Jonathan and Leslie arrived from the West Coast on Christmas Day, riding the tail end of unusual shirtsleeve weather, which certainly made for easy driving, listening to an audio book the way down on dry pavement and chatting at seventy on the way back.
Clear skies and snowless roads allowed relatives from New York and New Hampshire to visit while the Californians were here, and generally speaking, a good time was had by all. And then snow and freezing rain arrived just when it was time for the West Coast contingent to return home.
They were booked on a flight out at five in the morning, so they could be back in San Francisco by the middle of the day. The problem is that in good weather, I live an hour and a half from the airport, and in bad weather, I might as well live at the end of the world.
To make their early flight, they’d already booked a room at a no-frills motel with transport to the gate; the plan all along was to drive down the night before for their send off. Then it snowed.
To me, the thin frosting of ice was a disappointment. I love winter, but this precipitation was a dangerous nuisance and not the drifts of white powder I crave. But for Leslie, born and raised near the Bay, it was a first. Sure, she’d woken to a landscape obscured by fog before, but she’d never before woken up to a landscape transformed overnight by the phase change of rain to snow.
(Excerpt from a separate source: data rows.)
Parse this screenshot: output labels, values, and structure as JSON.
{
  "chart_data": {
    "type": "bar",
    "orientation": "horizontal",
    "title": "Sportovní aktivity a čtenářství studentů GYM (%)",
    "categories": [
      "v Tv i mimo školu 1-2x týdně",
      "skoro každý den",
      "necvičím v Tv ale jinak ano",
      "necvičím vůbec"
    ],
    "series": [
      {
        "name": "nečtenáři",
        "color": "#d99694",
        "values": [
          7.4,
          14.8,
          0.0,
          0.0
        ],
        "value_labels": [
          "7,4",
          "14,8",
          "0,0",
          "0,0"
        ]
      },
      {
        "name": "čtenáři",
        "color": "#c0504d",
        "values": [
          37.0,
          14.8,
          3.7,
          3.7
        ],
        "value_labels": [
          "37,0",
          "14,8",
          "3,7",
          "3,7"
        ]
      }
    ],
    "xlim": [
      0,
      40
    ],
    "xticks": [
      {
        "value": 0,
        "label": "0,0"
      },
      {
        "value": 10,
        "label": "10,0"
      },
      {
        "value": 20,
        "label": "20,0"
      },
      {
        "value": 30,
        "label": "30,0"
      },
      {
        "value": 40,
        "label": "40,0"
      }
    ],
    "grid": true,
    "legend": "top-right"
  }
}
To her, even this measly accumulation appeared magical. She snapped photos to show the family back home.
Meanwhile, I reserved a room at their cut-rate motel just in case I could get the Californians to the airport but couldn’t drive home.
The first twelve miles from my house to the interstate were slippery, but once we were on the highway, the roadway was clear, and as we drove south, the snow dissolved into slush. I dropped them off and raced daylight home, feeling guilty at abandoning them to a subpar dinner along a commercial strip, but not even the prospect a rematch at Scrabble could keep me from home. I arrived just in time to shovel slush from the path to the hen house before it froze into slick ice.
I have friends who hop on planes all the time, no big deal. But they live near airports with flights that go places. My closest airport is on a spoke a flight from a hub. If I were a restless spirit, this would be a real problem, but I’m a homebody, a homebody who welcomes intrepid travelers, happily living in place.
The difficulties of traveling in Vermont played a significant role in the state’s settlement, development, culture and politics. But Vermonters weren’t always eager to have good roads. Opposition began in 1753, when the Abenaki joined forces with the French to protest the building of a British military road along an established Abenaki trail. Resistance to new roads has continued ever since, from the Green Mountain Parkway to the building of the interstates. Given this opposition, how is it we now drive cars in all seasons, in all weathers, in all corners of the state? I talk about these issues of transportation in Vermont in Getting from Here to There: A History of Roads and Settlement in Vermont as a member of the Vermont Humanities Council Speakers’ Bureau.